Tuesday, August 09, 2011

First One In Gets the Win

Yikes, it's been a while since the last update! So I will try to keep this one short and useful. Most everybody knows there are essentially two ways for tables to be merged in SAS: using the merge statement in the data step and using a join in SQL. Programmers tend to prefer one way over the other, and generally they are interchangeable. However, there are some minor differences that you should keep in mind. One such difference is in how overlapping variables are handled.

Here is a very basic one-to-one merge and its SQL equivalent:


data left;
do i = 1 to 10;
output;
end;
run;

data right;
do i = 1 to 10;
output;
end;
run;

data merged;
merge left(in=a) right(in=b);
by i;
run;

proc sql noprint;
create table joined as
select a.*,b.*
from left a inner join right b
on a.i = b.i;
quit;

Now lets add another variable that is the same on both data sets:

data left;
length overlap $8;
do i = 1 to 10;
overlap = 'left';
output;
end;
run;

data right;
length overlap $8;
do i = 1 to 10;
overlap = 'right';
output;
end;
run;

Now when the two data sets are merged, what value will be in the rows for the overlap variable?

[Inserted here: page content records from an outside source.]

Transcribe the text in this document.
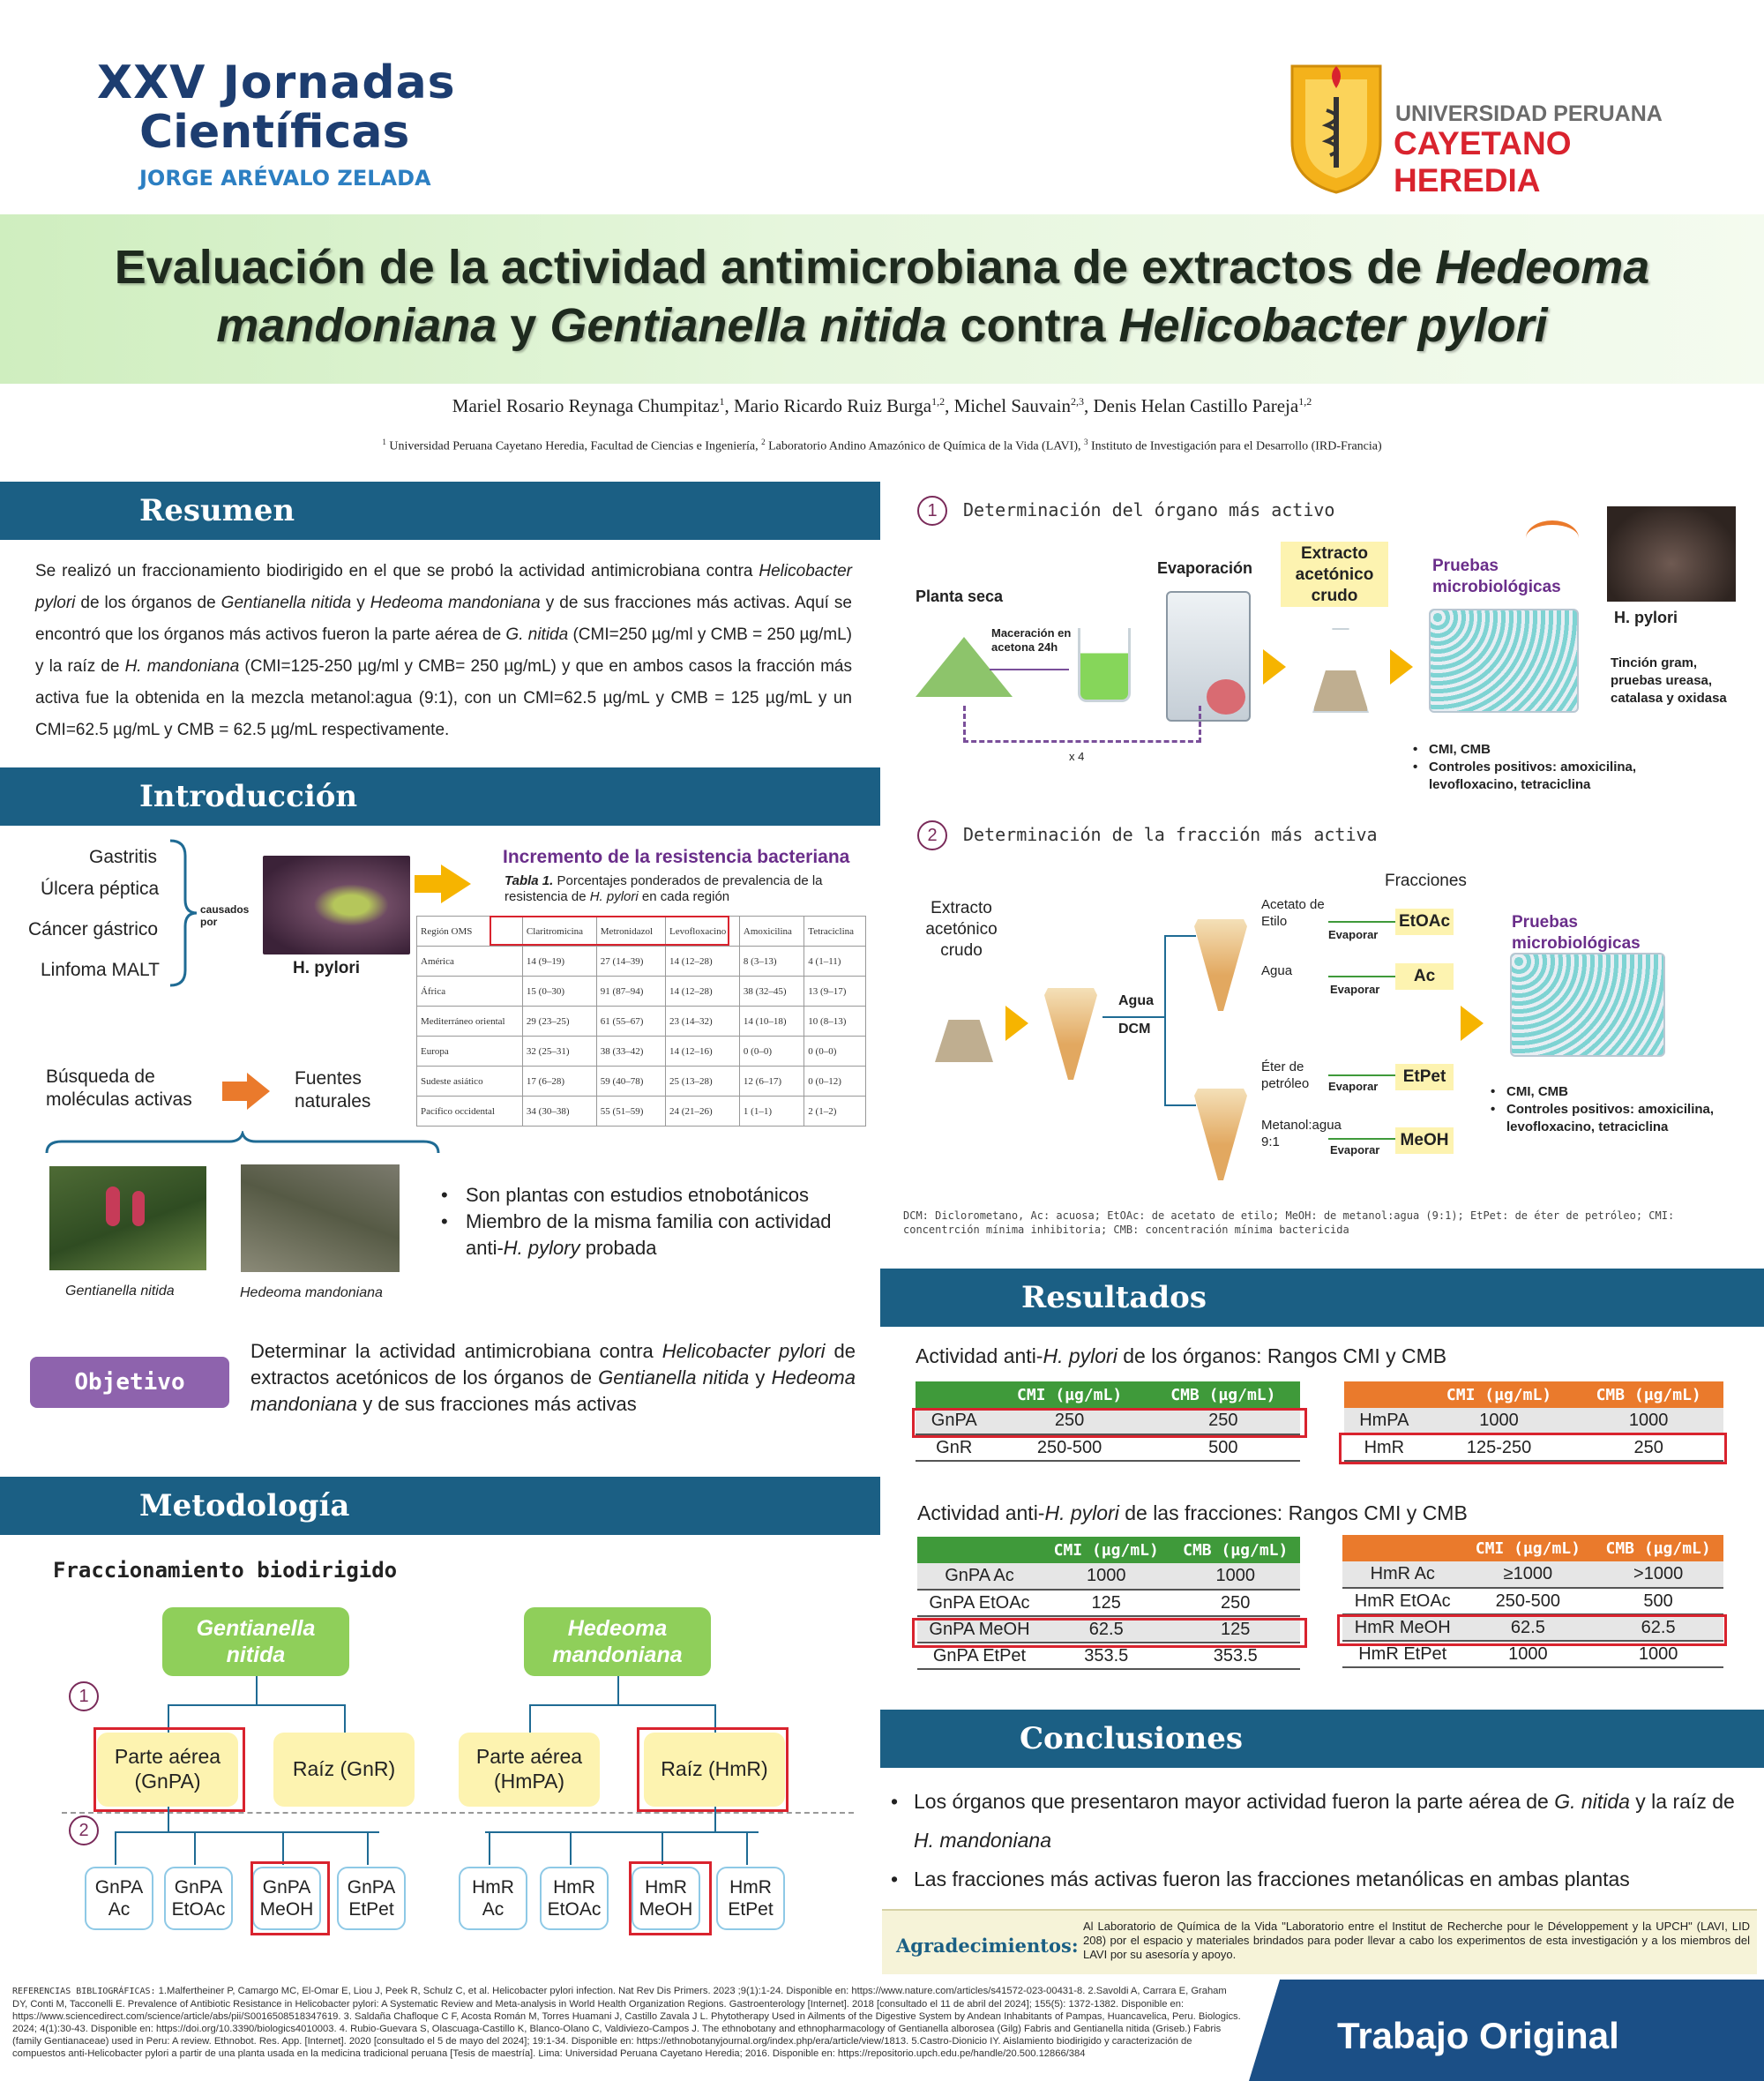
XXV Jornadas
Científicas
JORGE ARÉVALO ZELADA
UNIVERSIDAD PERUANA
CAYETANO HEREDIA
Evaluación de la actividad antimicrobiana de extractos de Hedeoma
mandoniana y Gentianella nitida contra Helicobacter pylori
Mariel Rosario Reynaga Chumpitaz$^1$, Mario Ricardo Ruiz Burga$^{1,2}$, Michel Sauvain$^{2,3}$, Denis Helan Castillo Pareja$^{1,2}$
$^1$ Universidad Peruana Cayetano Heredia, Facultad de Ciencias e Ingeniería, $^2$ Laboratorio Andino Amazónico de Química de la Vida (LAVI), $^3$ Instituto de Investigación para el Desarrollo (IRD-Francia)
Resumen
Se realizó un fraccionamiento biodirigido en el que se probó la actividad antimicrobiana contra Helicobacter pylori de los órganos de Gentianella nitida y Hedeoma mandoniana y de sus fracciones más activas. Aquí se encontró que los órganos más activos fueron la parte aérea de G. nitida (CMI=250 µg/ml y CMB = 250 µg/mL) y la raíz de H. mandoniana (CMI=125-250 µg/ml y CMB= 250 µg/mL) y que en ambos casos la fracción más activa fue la obtenida en la mezcla metanol:agua (9:1), con un CMI=62.5 µg/mL y CMB = 125 µg/mL y un CMI=62.5 µg/mL y CMB = 62.5 µg/mL respectivamente.
Introducción
Gastritis
Úlcera péptica
Cáncer gástrico
Linfoma MALT
causados por
H. pylori
Incremento de la resistencia bacteriana
Tabla 1. Porcentajes ponderados de prevalencia de la resistencia de H. pylori en cada región
Región OMS	Claritromicina	Metronidazol	Levofloxacino	Amoxicilina	Tetraciclina
América	14 (9–19)	27 (14–39)	14 (12–28)	8 (3–13)	4 (1–11)
África	15 (0–30)	91 (87–94)	14 (12–28)	38 (32–45)	13 (9–17)
Mediterráneo oriental	29 (23–25)	61 (55–67)	23 (14–32)	14 (10–18)	10 (8–13)
Europa	32 (25–31)	38 (33–42)	14 (12–16)	0 (0–0)	0 (0–0)
Sudeste asiático	17 (6–28)	59 (40–78)	25 (13–28)	12 (6–17)	0 (0–12)
Pacífico occidental	34 (30–38)	55 (51–59)	24 (21–26)	1 (1–1)	2 (1–2)
Búsqueda de moléculas activas
Fuentes naturales
Gentianella nitida	Hedeoma mandoniana
• Son plantas con estudios etnobotánicos
• Miembro de la misma familia con actividad anti-H. pylory probada
Objetivo
Determinar la actividad antimicrobiana contra Helicobacter pylori de extractos acetónicos de los órganos de Gentianella nitida y Hedeoma mandoniana y de sus fracciones más activas
Metodología
Fraccionamiento biodirigido
Gentianella nitida
Hedeoma mandoniana
1
2
Parte aérea (GnPA)
Raíz (GnR)
Parte aérea (HmPA)
Raíz (HmR)
GnPA Ac
GnPA EtOAc
GnPA MeOH
GnPA EtPet
HmR Ac
HmR EtOAc
HmR MeOH
HmR EtPet
1	Determinación del órgano más activo
Planta seca
Maceración en acetona 24h
Evaporación
x 4
Extracto acetónico crudo
Pruebas microbiológicas
H. pylori
Tinción gram, pruebas ureasa, catalasa y oxidasa
• CMI, CMB
• Controles positivos: amoxicilina, levofloxacino, tetraciclina
2	Determinación de la fracción más activa
Extracto acetónico crudo
Agua
DCM
Fracciones
Acetato de Etilo
Agua
Éter de petróleo
Metanol:agua 9:1
Evaporar
Evaporar
Evaporar
Evaporar
EtOAc
Ac
EtPet
MeOH
Pruebas microbiológicas
• CMI, CMB
• Controles positivos: amoxicilina, levofloxacino, tetraciclina
DCM: Diclorometano, Ac: acuosa; EtOAc: de acetato de etilo; MeOH: de metanol:agua (9:1); EtPet: de éter de petróleo; CMI: concentrción mínima inhibitoria; CMB: concentración mínima bactericida
Resultados
Actividad anti-H. pylori de los órganos: Rangos CMI y CMB
	CMI (µg/mL)	CMB (µg/mL)
GnPA	250	250
GnR	250-500	500
	CMI (µg/mL)	CMB (µg/mL)
HmPA	1000	1000
HmR	125-250	250
Actividad anti-H. pylori de las fracciones: Rangos CMI y CMB
	CMI (µg/mL)	CMB (µg/mL)
GnPA Ac	1000	1000
GnPA EtOAc	125	250
GnPA MeOH	62.5	125
GnPA EtPet	353.5	353.5
	CMI (µg/mL)	CMB (µg/mL)
HmR Ac	≥1000	>1000
HmR EtOAc	250-500	500
HmR MeOH	62.5	62.5
HmR EtPet	1000	1000
Conclusiones
• Los órganos que presentaron mayor actividad fueron la parte aérea de G. nitida y la raíz de H. mandoniana
• Las fracciones más activas fueron las fracciones metanólicas en ambas plantas
Agradecimientos:
Al Laboratorio de Química de la Vida "Laboratorio entre el Institut de Recherche pour le Développement y la UPCH" (LAVI, LID 208) por el espacio y materiales brindados para poder llevar a cabo los experimentos de esta investigación y a los miembros del LAVI por su asesoría y apoyo.
REFERENCIAS BIBLIOGRÁFICAS: 1.Malfertheiner P, Camargo MC, El-Omar E, Liou J, Peek R, Schulz C, et al. Helicobacter pylori infection. Nat Rev Dis Primers. 2023 ;9(1):1-24. Disponible en: https://www.nature.com/articles/s41572-023-00431-8. 2.Savoldi A, Carrara E, Graham DY, Conti M, Tacconelli E. Prevalence of Antibiotic Resistance in Helicobacter pylori: A Systematic Review and Meta-analysis in World Health Organization Regions. Gastroenterology [Internet]. 2018 [consultado el 11 de abril del 2024]; 155(5): 1372-1382. Disponible en: https://www.sciencedirect.com/science/article/abs/pii/S0016508518347619. 3. Saldaña Chafloque C F, Acosta Román M, Torres Huamani J, Castillo Zavala J L. Phytotherapy Used in Ailments of the Digestive System by Andean Inhabitants of Pampas, Huancavelica, Peru. Biologics. 2024; 4(1):30-43. Disponible en: https://doi.org/10.3390/biologics4010003. 4. Rubio-Guevara S, Olascuaga-Castillo K, Blanco-Olano C, Valdiviezo-Campos J. The ethnobotany and ethnopharmacology of Gentianella alborosea (Gilg) Fabris and Gentianella nitida (Griseb.) Fabris (family Gentianaceae) used in Peru: A review. Ethnobot. Res. App. [Internet]. 2020 [consultado el 5 de mayo del 2024]; 19:1-34. Disponible en: https://ethnobotanyjournal.org/index.php/era/article/view/1813. 5.Castro-Dionicio IY. Aislamiento biodirigido y caracterización de compuestos anti-Helicobacter pylori a partir de una planta usada en la medicina tradicional peruana [Tesis de maestría]. Lima: Universidad Peruana Cayetano Heredia; 2016. Disponible en: https://repositorio.upch.edu.pe/handle/20.500.12866/384	Trabajo Original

It depends on the order you specify the data sets on the merge statement.

The value comes from the last data set to contribute a record to the merge.

data merged;
merge left(in=a) right(in=b);
by i;
run;

The resulting value for overlap will be 'right' because it is the last one named on the merge statement and each row in left has a match in right.

Would you expect it to work the same way in proc SQL? Of course not! You are a SAS programmer. These types of inconsistencies keep you employed.

proc sql noprint;
create table joined as
select a.*,b.*
from left a inner join right b
on a.i = b.i;
quit;

The value for overlap is 'left' in the joined data set. Opposite of how the data step merge works. I like to remember the SQL rule as: First one in gets the win.